On ira d’Enya Baroux
Hélène Vincent a tenu il y a quelques années l’un de ses plus beaux rôles à l’écran dans Quelques heures de printemps (2012) de Stéphane Brizé. Elle y incarnait une femme atteinte d’un cancer incurable bien déterminée à mettre fin à sa vie au moment de son choix. Impossible de ne pas mettre ce rôle en parallèle avec celui qu’elle tient dans le premier long métrage d’Enya Baroux. L’argument est assez proche, mais le traitement est très différent.
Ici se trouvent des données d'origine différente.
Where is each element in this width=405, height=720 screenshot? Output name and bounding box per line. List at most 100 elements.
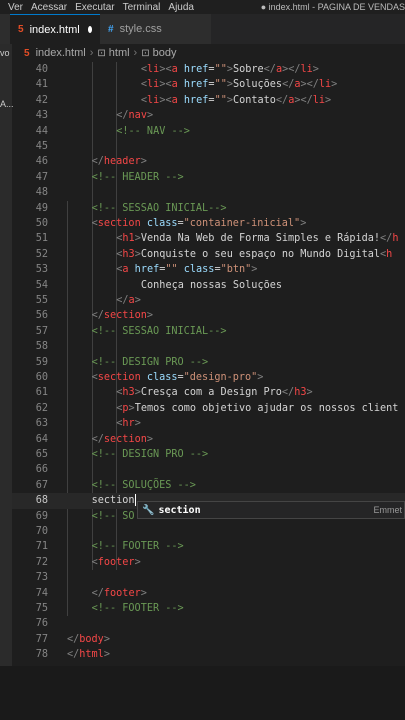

Incapable d’annoncer sa décision de mourir à son fils et à sa petite fille, elle leur demande de l’accompagner en Suisse sous prétexte d’y récupérer un héritage providentiel, et embarque dans cet étrange voyage un auxiliaire de vie qu’elle vient de rencontrer. Dès lors, c’est le casting qui fait toute la différence avec en son cœur Hélène Vincent dans une composition d’une grande subtilité pour laquelle elle a d’ailleurs partagé le Prix d’interprétation féminine du festival de l’Alpe d’Huez avec sa jeune partenaire Juliette Gasquet en adolescente ingrate confrontée à l’immaturité de ses aînés. On ira est aussi l’occasion pour l’actrice de retrouver l’un de ses partenaires de Quand vient l’automne de François Ozon en la personne de Pierre Lottin qui déploie ici ses ailes dans un emploi de brave type chargé de recoller les morceaux d’une famille écrasée par les non-dits. Et puis, comment ne pas louer la composition de David Ayala, nommé récemment au César du meilleur acteur dans un second rôle pour Miséricorde d’Alain Guiraudie. Il campe cette fois un paumé magnifique aussi incapable d’assumer ses responsabilités en tant que fils qu’en tant que père. Par son habileté à pratiquer le mélange des genres en dédramatisant un sujet volontiers abordé sur un registre tragique, Enya Baroux trouve toujours le ton juste et réussit à se faire un prénom en beauté avec un film qui va droit au cœur.
Jean-Philippe Guerand
Film français d’Enya Baroux (2024), avec Hélène Vincent, Pierre Lottin, David Ayala, Juliette Gasquet 1h37.